The solutions $x_1$ and $x_2$ of the quadratic equation $ax^2+bx+c=0$ can be found by special Vieta’s formulas.

$$x_1 + x_2 = -\frac{b}{a}, \ \ x_1 \cdot x_2 = \frac{c}{a}$$

Why use these formulas when we have discriminant formulas? Sometimes to solve equation with discriminant formula can be a bit complicated. Because the solutions of equation can be irrational numbers and other actions wouldn't be easy. So then it is recommended to use Vieta's formulas.

## Solved examples

Let's solve some example tasks to see when is it recommended to use these formulas.

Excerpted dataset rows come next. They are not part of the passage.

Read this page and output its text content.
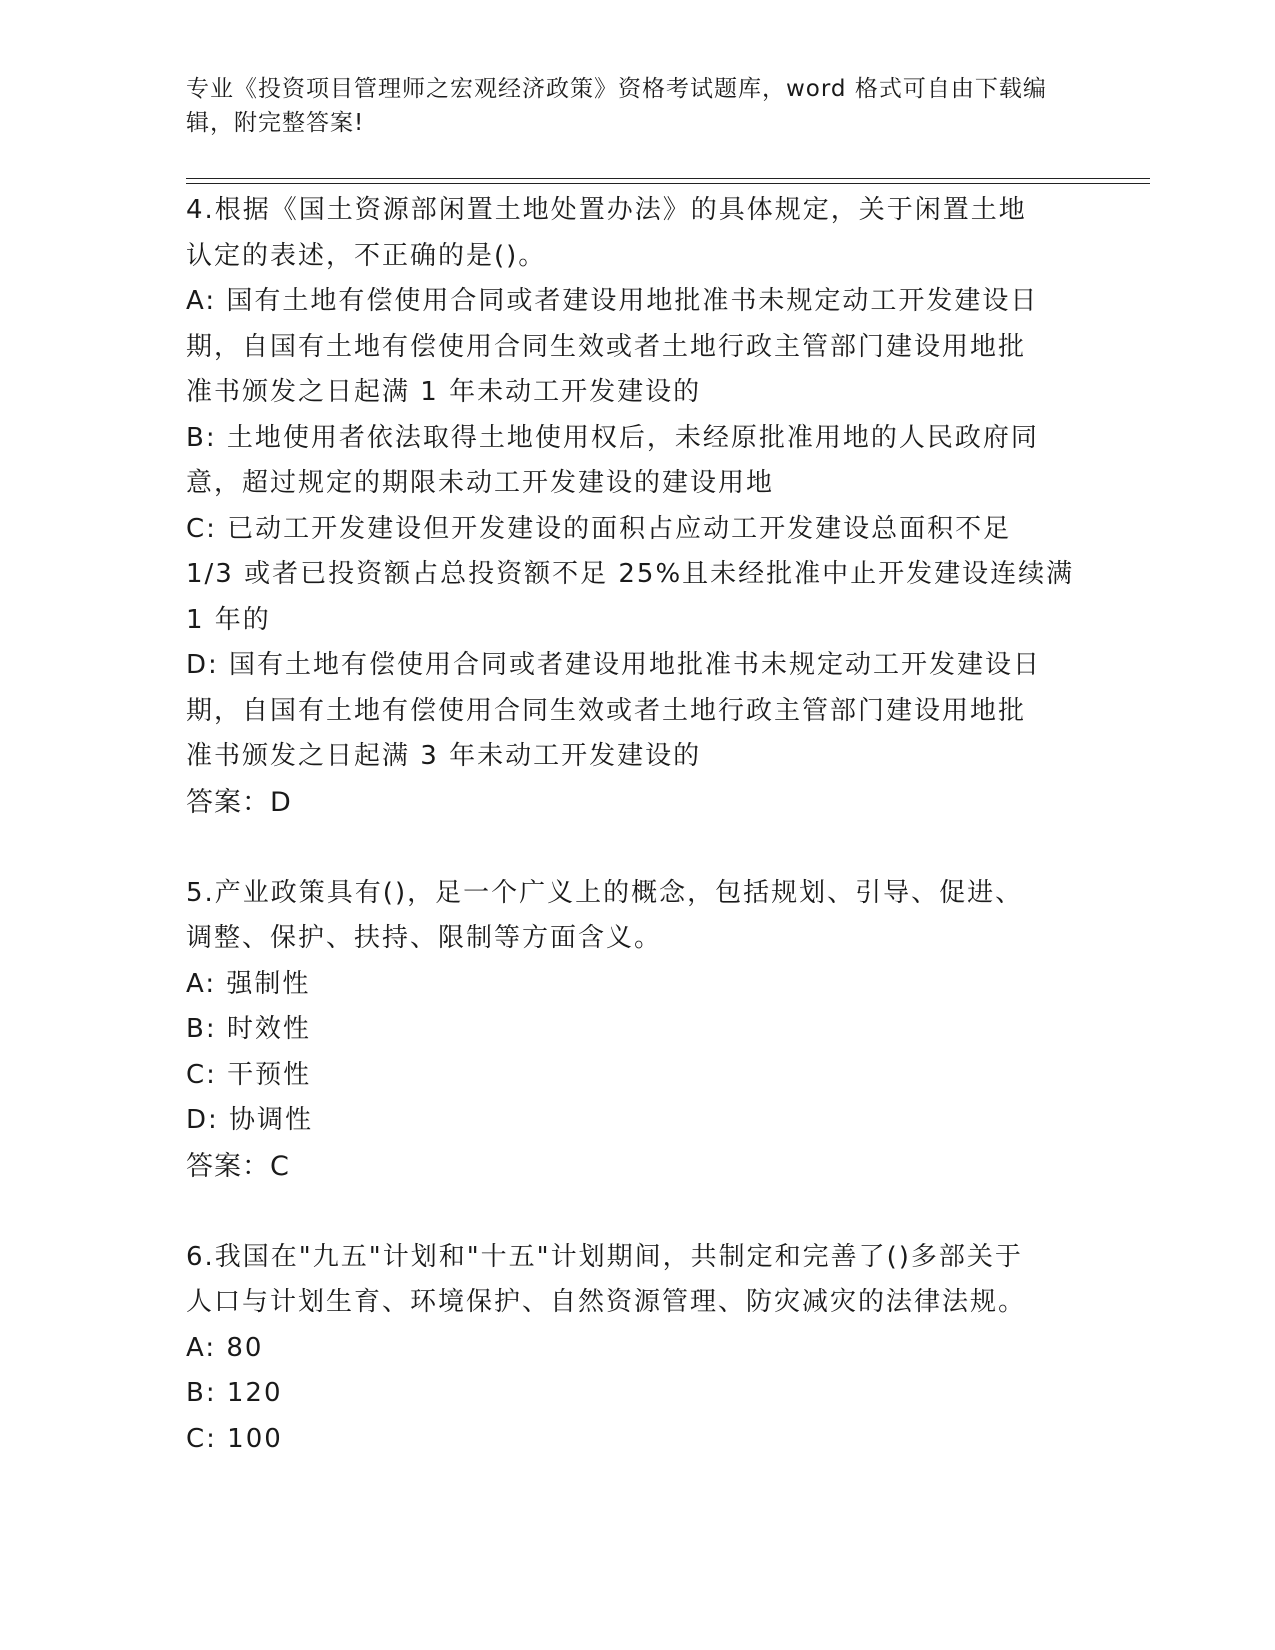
专业《投资项目管理师之宏观经济政策》资格考试题库，word 格式可自由下载编
辑，附完整答案!
4.根据《国土资源部闲置土地处置办法》的具体规定，关于闲置土地
认定的表述，不正确的是()。
A: 国有土地有偿使用合同或者建设用地批准书未规定动工开发建设日
期，自国有土地有偿使用合同生效或者土地行政主管部门建设用地批
准书颁发之日起满 1 年未动工开发建设的
B: 土地使用者依法取得土地使用权后，未经原批准用地的人民政府同
意，超过规定的期限未动工开发建设的建设用地
C: 已动工开发建设但开发建设的面积占应动工开发建设总面积不足
1/3 或者已投资额占总投资额不足 25%且未经批准中止开发建设连续满
1 年的
D: 国有土地有偿使用合同或者建设用地批准书未规定动工开发建设日
期，自国有土地有偿使用合同生效或者土地行政主管部门建设用地批
准书颁发之日起满 3 年未动工开发建设的
答案：D
5.产业政策具有()，足一个广义上的概念，包括规划、引导、促进、
调整、保护、扶持、限制等方面含义。
A: 强制性
B: 时效性
C: 干预性
D: 协调性
答案：C
6.我国在"九五"计划和"十五"计划期间，共制定和完善了()多部关于
人口与计划生育、环境保护、自然资源管理、防灾减灾的法律法规。
A: 80
B: 120
C: 100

Let we have quadratic equation $2x^2-7x+4=0$, and $\{x_{1},x_{2}\}$ are solutions of this equation. Find the $x_{1}+x_{2}$ value.

$$x_{1}+x_{2}=-\frac{b}{a}=-\frac{7}{2}=3.5$$

Let we have quadratic equation $x^2-3x-5=0$, and $\{x_{1},x_{2}\}$ are solutions of this equation. Find the $x_{1}^2+x_{2}^2$ value.

$$x_1 + x_2 = 3, \ \ x_1 \cdot x_2 = -5$$ $$x_{1}^2+x_{2}^2=(x_{1}+x_{2})^2-2x_{1}x_{2}=3^2-2\cdot (-5)=19$$

Let we have quadratic equation $x^2+2x-7=0$, and $\{x_{1},x_{2}\}$ are solutions of this equation. Find the $x_{1}^3+x_{2}^3$ value.

$$x_1 + x_2 = -2, \ \ x_1 \cdot x_2 = -7$$ $$x_{1}^3+x_{2}^3=(x_{1}+x_{2})^3-3x_{1}^2x_{2}-3x_{1}x_{2}^2=(x_{1}+x_{2})^3-3x_{1}x_{2}(x_{1}+x_{2})=(-2)^3-3\cdot (-7)\cdot (-2)=-50$$